I am aware that I am a pretty determined person, but my determination was severely tested as I reached the end of the project. There have been 3 windows that I could not physically get to, was I disappointed that the cherry picker didn’t go that high? No I don’t think I was . There are 3 windows in our flat that I have not done, 1 is falling apart and the other 2 are precariously above a glass roof but we will make a plan…

For now, we get to enjoy the sight of these windows all to ourselves. I do hope we will get open again soon for others to enjoy x

Lockdown Updates

Asha with her pet lamb Iona and her son Brian!

Its been all go here at Glengorm.

We have now reached the end of lambing, and we are eagerly awaiting the arrival of the last 2 calves.

Lambing has been quick this year. It started early, the end of March and it was pretty much finished after the first turn, 3 weeks later. We refer to it as a turn as when we want the sheep to get pregnant, we put the tup out in the fields with them. He stays out for 3 weeks and then we send out a chaser who will hopefully finish the job and ensure all are pregnant. The success of the first tup out will dictate how quick lambing will be.

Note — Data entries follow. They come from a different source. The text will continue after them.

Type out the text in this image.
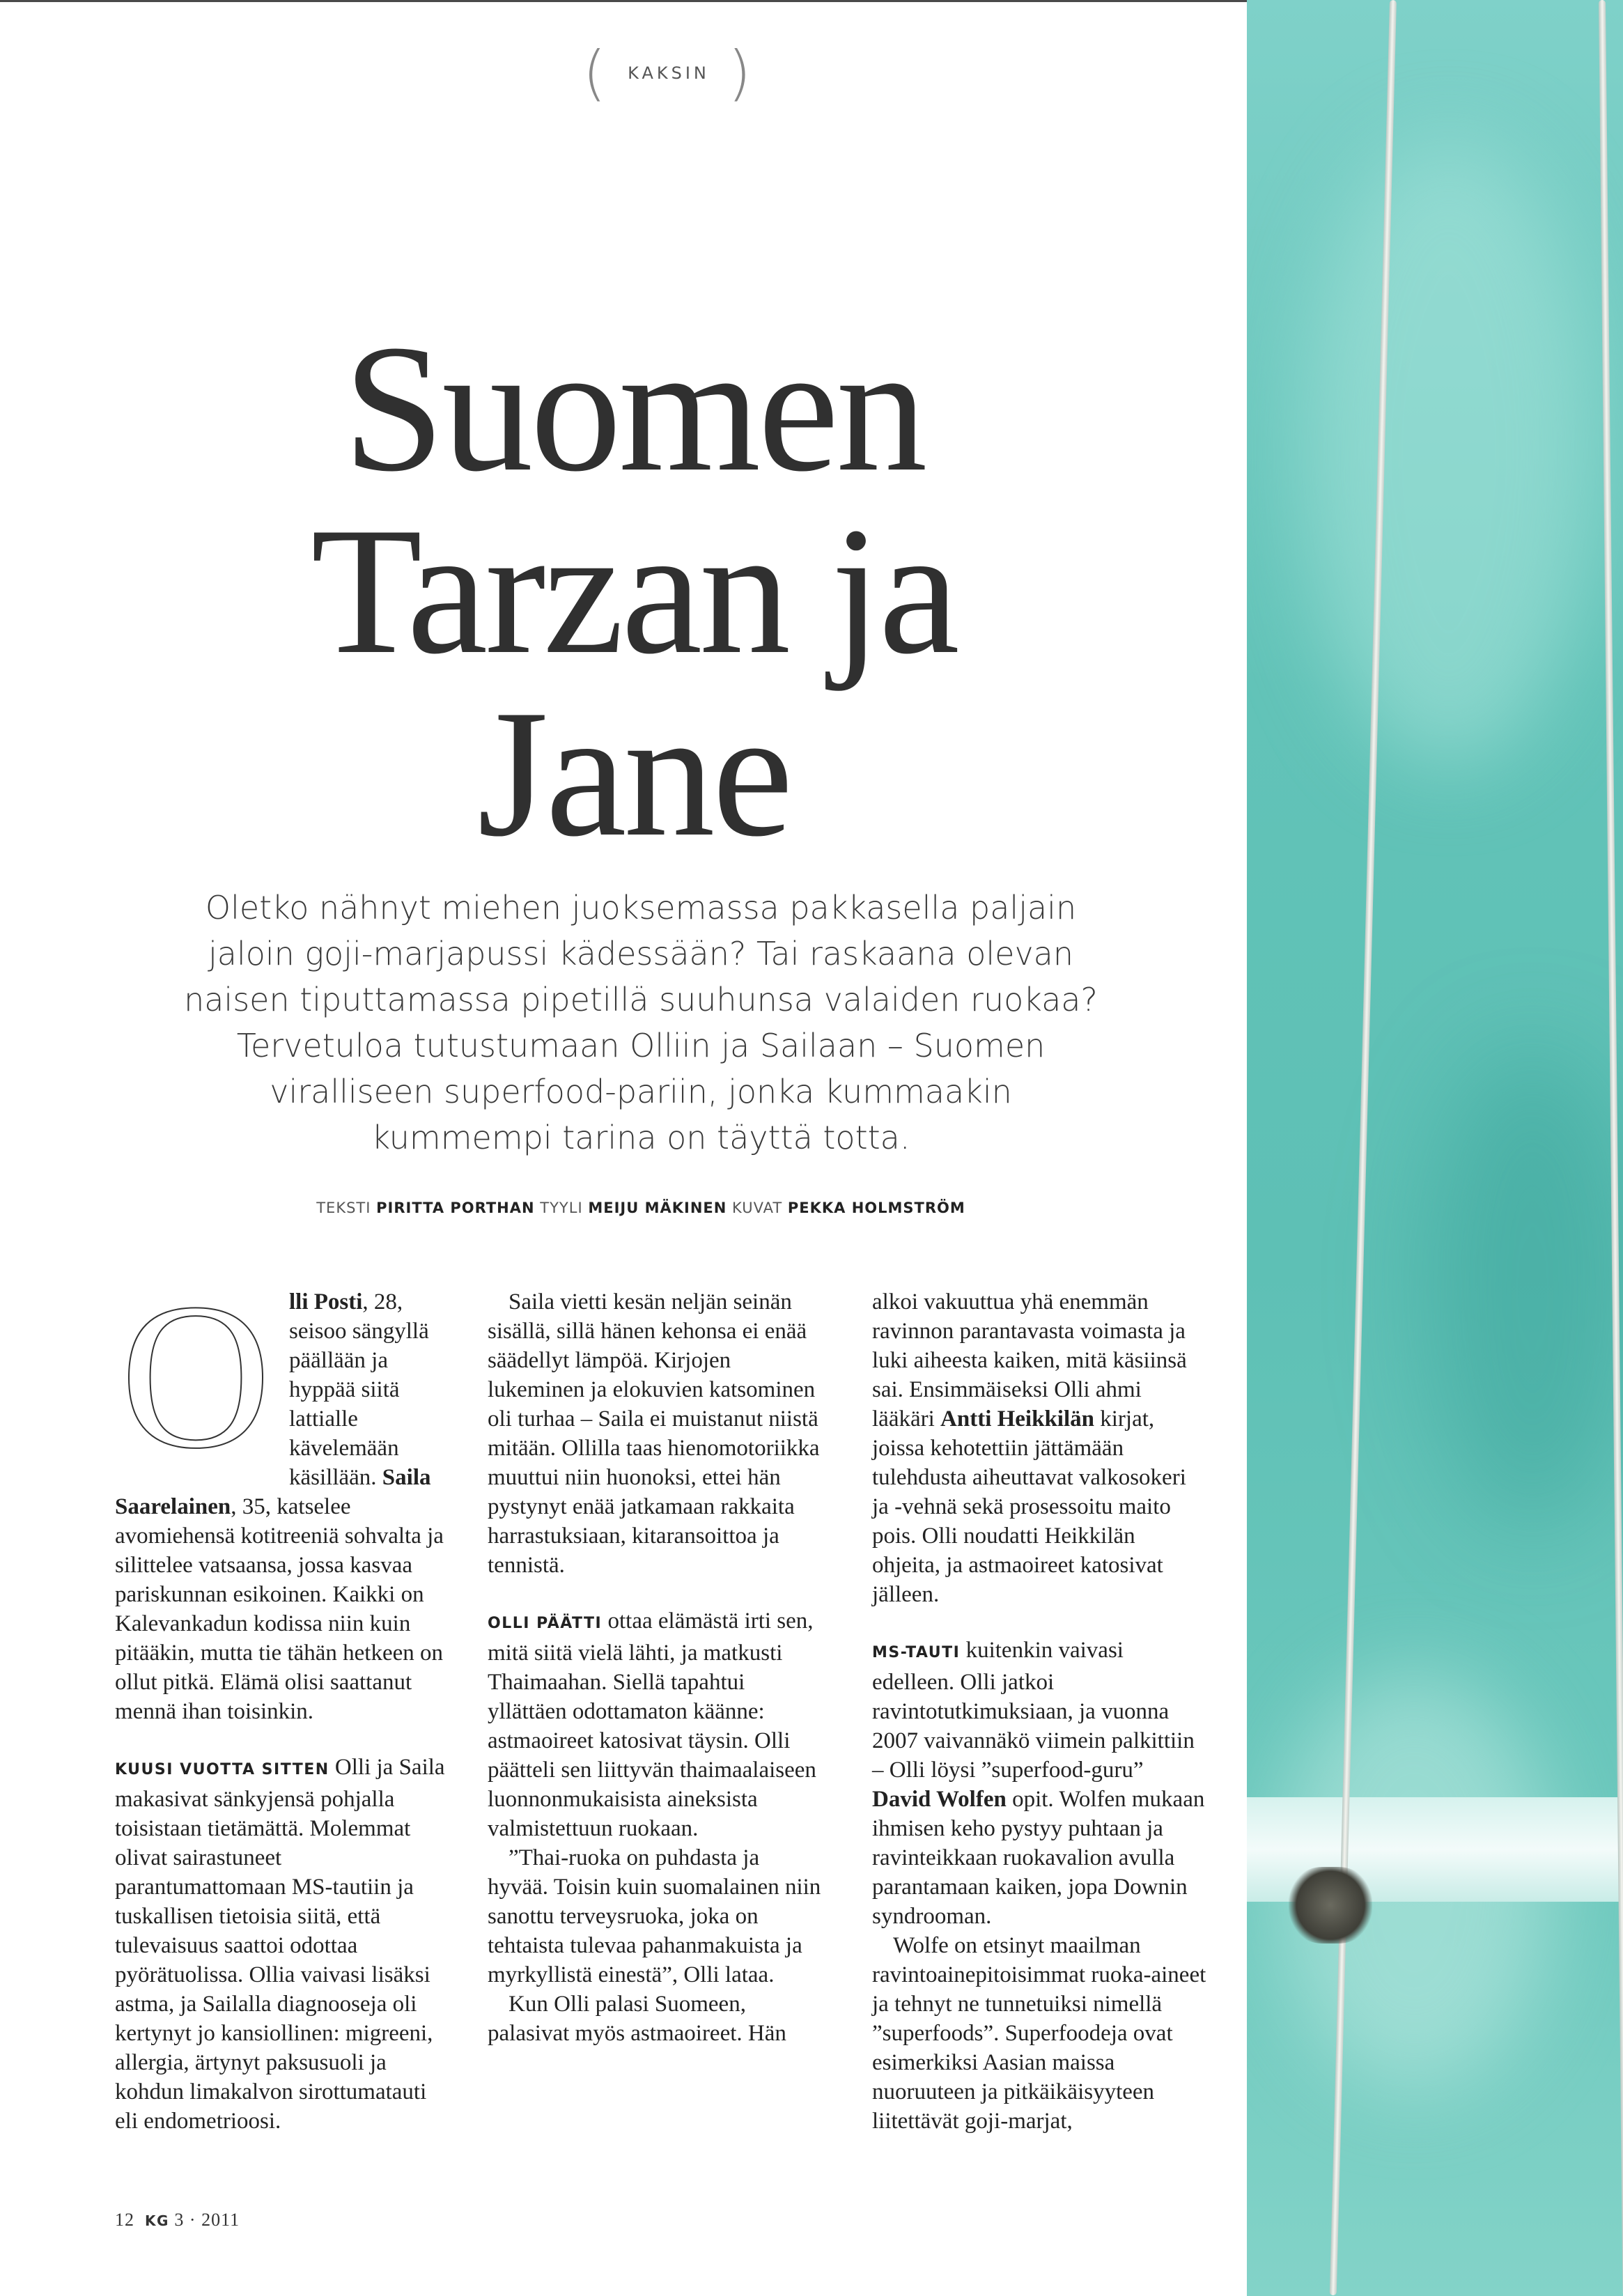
( KAKSIN )
Suomen
Tarzan ja
Jane
Oletko nähnyt miehen juoksemassa pakkasella paljain
jaloin goji-marjapussi kädessään? Tai raskaana olevan
naisen tiputtamassa pipetillä suuhunsa valaiden ruokaa?
Tervetuloa tutustumaan Olliin ja Sailaan – Suomen
viralliseen superfood-pariin, jonka kummaakin
kummempi tarina on täyttä totta.
TEKSTI PIRITTA PORTHAN TYYLI MEIJU MÄKINEN KUVAT PEKKA HOLMSTRÖM

O lli Posti, 28, seisoo sängyllä päällään ja hyppää siitä lattialle kävelemään käsillään. Saila Saarelainen, 35, katselee avomiehensä kotitreeniä sohvalta ja silittelee vatsaansa, jossa kasvaa pariskunnan esikoinen. Kaikki on Kalevankadun kodissa niin kuin pitääkin, mutta tie tähän hetkeen on ollut pitkä. Elämä olisi saattanut mennä ihan toisinkin.

KUUSI VUOTTA SITTEN Olli ja Saila makasivat sänkyjensä pohjalla toisistaan tietämättä. Molemmat olivat sairastuneet parantumattomaan MS-tautiin ja tuskallisen tietoisia siitä, että tulevaisuus saattoi odottaa pyörätuolissa. Olliа vaivasi lisäksi astma, ja Sailalla diagnooseja oli kertynyt jo kansiollinen: migreeni, allergia, ärtynyt paksusuoli ja kohdun limakalvon sirottumatauti eli endometrioosi.

Saila vietti kesän neljän seinän sisällä, sillä hänen kehonsa ei enää säädellyt lämpöä. Kirjojen lukeminen ja elokuvien katsominen oli turhaa – Saila ei muistanut niistä mitään. Ollilla taas hienomotoriikka muuttui niin huonoksi, ettei hän pystynyt enää jatkamaan rakkaita harrastuksiaan, kitaransoittoa ja tennistä.

OLLI PÄÄTTI ottaa elämästä irti sen, mitä siitä vielä lähti, ja matkusti Thaimaahan. Siellä tapahtui yllättäen odottamaton käänne: astmaoireet katosivat täysin. Olli päätteli sen liittyvän thaimaalaiseen luonnonmukaisista aineksista valmistettuun ruokaan.

”Thai-ruoka on puhdasta ja hyvää. Toisin kuin suomalainen niin sanottu terveysruoka, joka on tehtaista tulevaa pahanmakuista ja myrkyllistä einestä”, Olli lataa.

Kun Olli palasi Suomeen, palasivat myös astmaoireet. Hän

alkoi vakuuttua yhä enemmän ravinnon parantavasta voimasta ja luki aiheesta kaiken, mitä käsiinsä sai. Ensimmäiseksi Olli ahmi lääkäri Antti Heikkilän kirjat, joissa kehotettiin jättämään tulehdusta aiheuttavat valkosokeri ja -vehnä sekä prosessoitu maito pois. Olli noudatti Heikkilän ohjeita, ja astmaoireet katosivat jälleen.

MS-TAUTI kuitenkin vaivasi edelleen. Olli jatkoi ravintotutkimuksiaan, ja vuonna 2007 vaivannäkö viimein palkittiin – Olli löysi ”superfood-guru” David Wolfen opit. Wolfen mukaan ihmisen keho pystyy puhtaan ja ravinteikkaan ruokavalion avulla parantamaan kaiken, jopa Downin syndrooman.

Wolfe on etsinyt maailman ravintoainepitoisimmat ruoka-aineet ja tehnyt ne tunnetuiksi nimellä ”superfoods”. Superfoodeja ovat esimerkiksi Aasian maissa nuoruuteen ja pitkäikäisyyteen liitettävät goji-marjat,

12 KG 3 · 2011
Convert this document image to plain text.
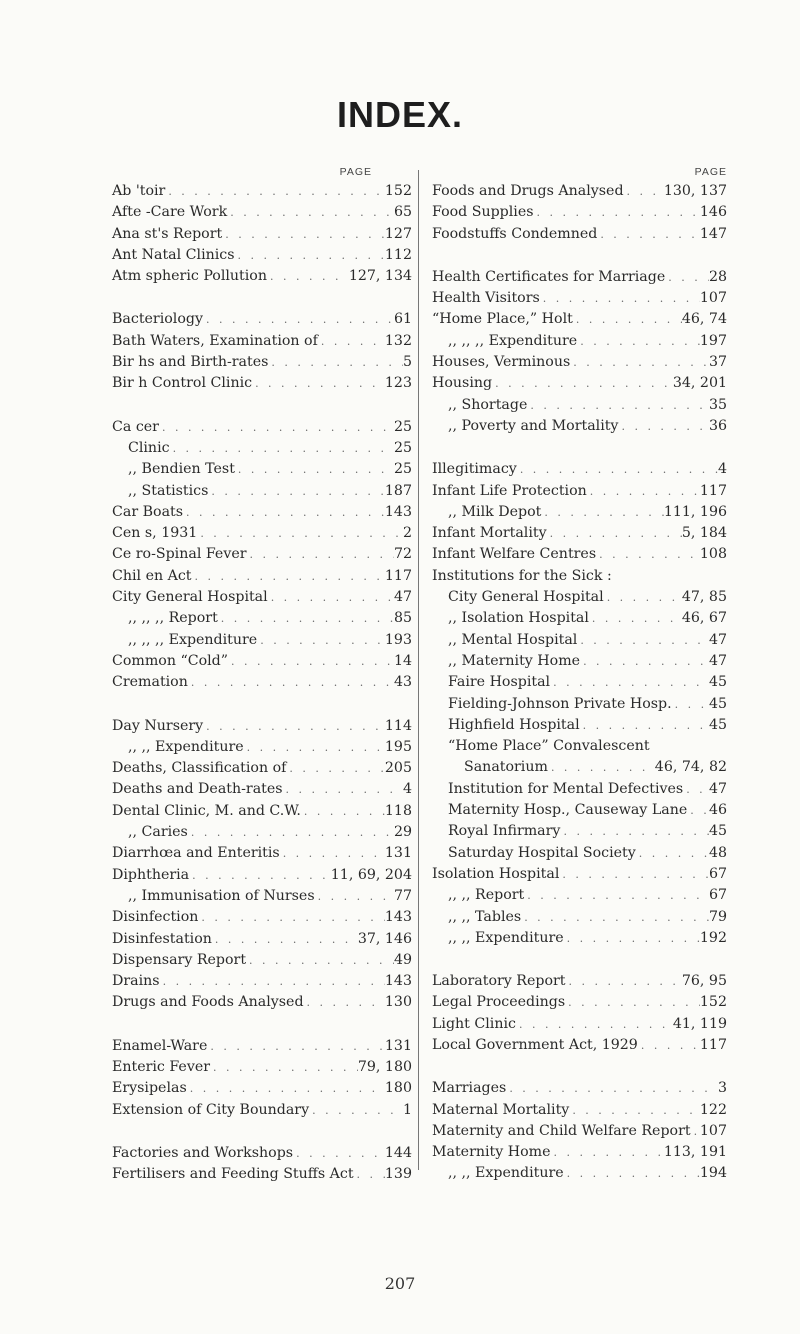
INDEX.
PAGE
Ab 'toir . . .	152
Afte -Care Work . . .	65
Ana st's Report . . .	127
Ant Natal Clinics . . .	112
Atm spheric Pollution . . .	127, 134
Bacteriology . . .	61
Bath Waters, Examination of . . .	132
Bir hs and Birth-rates . . .	5
Bir h Control Clinic . . .	123
Ca cer . . .	25
Clinic . . .	25
,, Bendien Test . . .	25
,, Statistics . . .	187
Car Boats . . .	143
Cen s, 1931 . . .	2
Ce ro-Spinal Fever . . .	72
Chil en Act . . .	117
City General Hospital . . .	47
,, ,, ,, Report . . .	85
,, ,, ,, Expenditure . . .	193
Common “Cold” . . .	14
Cremation . . .	43
Day Nursery . . .	114
,, ,, Expenditure . . .	195
Deaths, Classification of . . .	205
Deaths and Death-rates . . .	4
Dental Clinic, M. and C.W. . . .	118
,, Caries . . .	29
Diarrhœa and Enteritis . . .	131
Diphtheria . . .	11, 69, 204
,, Immunisation of Nurses . . .	77
Disinfection . . .	143
Disinfestation . . .	37, 146
Dispensary Report . . .	49
Drains . . .	143
Drugs and Foods Analysed . . .	130
Enamel-Ware . . .	131
Enteric Fever . . .	79, 180
Erysipelas . . .	180
Extension of City Boundary . . .	1
Factories and Workshops . . .	144
Fertilisers and Feeding Stuffs Act . . . 139
PAGE
Foods and Drugs Analysed . . .	130, 137
Food Supplies . . .	146
Foodstuffs Condemned . . .	147
Health Certificates for Marriage . . .	28
Health Visitors . . .	107
“Home Place,” Holt . . .	46, 74
,, ,, ,, Expenditure . . .	197
Houses, Verminous . . .	37
Housing . . .	34, 201
,, Shortage . . .	35
,, Poverty and Mortality . . .	36
Illegitimacy . . .	4
Infant Life Protection . . .	117
,, Milk Depot . . .	111, 196
Infant Mortality . . .	5, 184
Infant Welfare Centres . . .	108
Institutions for the Sick :
City General Hospital . . .	47, 85
,, Isolation Hospital . . .	46, 67
,, Mental Hospital . . .	47
,, Maternity Home . . .	47
Faire Hospital . . .	45
Fielding-Johnson Private Hosp. . . .	45
Highfield Hospital . . .	45
“Home Place” Convalescent
Sanatorium . . .	46, 74, 82
Institution for Mental Defectives . . . 47
Maternity Hosp., Causeway Lane . . . 46
Royal Infirmary . . .	45
Saturday Hospital Society . . .	48
Isolation Hospital . . .	67
,, ,, Report . . .	67
,, ,, Tables . . .	79
,, ,, Expenditure . . .	192
Laboratory Report . . .	76, 95
Legal Proceedings . . .	152
Light Clinic . . .	41, 119
Local Government Act, 1929 . . .	117
Marriages . . .	3
Maternal Mortality . . .	122
Maternity and Child Welfare Report . . . 107
Maternity Home . . .	113, 191
,, ,, Expenditure . . .	194
207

During lambing, we lost our share of lambs. We lost a lot with dead ewes which is pretty unusual. Two years ago, we had about 20 pet lambs, this year we didn’t have any. One of the reasons for this is that we are able to twin orphan lambs on to new mothers ,when the mother herself has lost her lamb. The lamb may be born dead, or die young and if this happens we keep the ewe in a pen with her dead lamb. When an orphan lamb comes in to the shed, the dead lamb is skinned and the skin put on the orphan lamb for 24 hours and the mother will happily take on the orphan lamb. Its always better to twin a lamb on than have a pet as pets don’t fare as well in the long run.

Lamb with second skin on
Happily accepted by ts new mum.

As a result of two years ago, we have a few sheep who are very friendly. One is Iona at the top who is half Zwartble and is black, but she has a lovely white lamb. She is very friendly and will eat from your hand. Peaches, another pet lamb, and half Zwartble, had two lambs, one white and black. She is a pet lamb but not as friendly as Iona. Toms favourite is a sheep he calls Pet, she will follow him around the field.

Calving has a much higher success rates, we have not had many casualties. Although calving is not quite over, the bull has gone out to the heifers. Heifers are 3 years old when they go to the bull, and they have a bit longer as they are new to the experience.

Meanwhile, back at the castle, window painting goes on. I am now on window no. 54, and I have 30 plus still to go. I have 2 that I am not going to manage to get to, which niggles me. I was however delighted to wake up to mist and rain this morning so I could have the day off….

I am now on the sea side of the Castle painting. This is different as it does not get the sun until late afternoon and painting in the shade can be pretty cool. We look forward to having guests back to enjoy the very smart looking Castle, but in the meantime we will enjoy the sunsets all to ourselves.